The recent Harold and Sue Ann Hamm divorce settlement, worth nearly $1 billion, is about a lot more than money. Californians can take away one hard lesson from the saga of this high-profile couple, plan ahead. A newly married couple may feel that only bliss awaits them in marriage and that financial matters will sort themselves out, but a prenuptial agreement is a simple way to acknowledge a stark reality, 50 percent of marriages now fail.
When an Oklahoma court awarded ex-wife Sue Hamm $975 million from Harold Hamm's oil fortune, now estimated at more than $9 billion, most observers were shocked. When Sue Hamm appealed the ruling on the grounds that Hamm was worth far more and owed her because of her contributions as attorney and executive at his oil-drilling and exploration company, these same observers were incredulous.

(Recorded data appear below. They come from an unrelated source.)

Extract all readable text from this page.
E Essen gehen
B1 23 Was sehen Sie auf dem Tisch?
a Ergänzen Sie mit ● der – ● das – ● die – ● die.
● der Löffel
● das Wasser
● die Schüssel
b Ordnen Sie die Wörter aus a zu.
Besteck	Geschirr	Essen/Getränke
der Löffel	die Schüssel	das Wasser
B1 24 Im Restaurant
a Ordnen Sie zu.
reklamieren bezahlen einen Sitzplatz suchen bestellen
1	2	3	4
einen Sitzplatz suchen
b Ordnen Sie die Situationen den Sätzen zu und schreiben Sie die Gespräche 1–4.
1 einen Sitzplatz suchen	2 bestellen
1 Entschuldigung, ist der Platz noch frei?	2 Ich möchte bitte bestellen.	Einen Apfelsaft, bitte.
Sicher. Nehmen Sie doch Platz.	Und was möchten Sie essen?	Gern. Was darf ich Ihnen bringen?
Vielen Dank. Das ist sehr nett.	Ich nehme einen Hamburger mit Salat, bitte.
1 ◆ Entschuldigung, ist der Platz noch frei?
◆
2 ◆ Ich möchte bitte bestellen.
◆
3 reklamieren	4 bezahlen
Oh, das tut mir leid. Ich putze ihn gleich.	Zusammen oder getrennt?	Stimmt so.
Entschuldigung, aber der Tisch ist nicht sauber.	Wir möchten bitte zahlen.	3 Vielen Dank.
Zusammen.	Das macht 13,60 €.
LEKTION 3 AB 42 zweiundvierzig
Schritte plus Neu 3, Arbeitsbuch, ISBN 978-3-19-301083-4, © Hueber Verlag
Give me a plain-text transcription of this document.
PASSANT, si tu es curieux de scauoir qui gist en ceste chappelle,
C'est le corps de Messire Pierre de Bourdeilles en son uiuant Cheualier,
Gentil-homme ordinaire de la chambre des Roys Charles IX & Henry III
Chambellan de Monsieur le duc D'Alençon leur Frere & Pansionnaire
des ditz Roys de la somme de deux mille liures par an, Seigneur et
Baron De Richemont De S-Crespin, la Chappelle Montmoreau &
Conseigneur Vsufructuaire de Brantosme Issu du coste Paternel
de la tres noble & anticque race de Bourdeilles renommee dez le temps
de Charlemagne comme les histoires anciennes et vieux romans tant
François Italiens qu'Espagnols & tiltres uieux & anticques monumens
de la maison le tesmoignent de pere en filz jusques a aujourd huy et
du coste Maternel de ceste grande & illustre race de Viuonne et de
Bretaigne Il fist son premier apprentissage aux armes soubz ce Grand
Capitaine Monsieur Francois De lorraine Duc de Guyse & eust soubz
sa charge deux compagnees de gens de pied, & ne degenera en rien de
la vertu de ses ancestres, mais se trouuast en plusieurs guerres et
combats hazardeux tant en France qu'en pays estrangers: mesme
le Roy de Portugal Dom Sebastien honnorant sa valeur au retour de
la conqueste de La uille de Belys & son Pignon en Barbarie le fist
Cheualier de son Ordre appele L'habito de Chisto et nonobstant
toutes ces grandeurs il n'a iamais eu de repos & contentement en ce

However, the divorce case offers a succinct lesson about the difference between marital property and separate property. A prenuptial agreement might have saved Harold Hamm a considerable amount had it spelled out exactly what was marital property and what was separate property. Basically, properties obtained during marriage are marital property. Separate property can become jointly owned if it is treated as a gift to the marital estate or increases in value through the efforts of the other spouse. In this case, it is possible much of the conflict over property division and which properties were marital or separate could have been avoided by a prenup.
A prenuptial agreement can override state laws, particularly those that apply to the division of assets. For business owners, a prenup may allow them to keep personal property separate from marital property. The agreement can also clarify each spouse's financial rights and interests.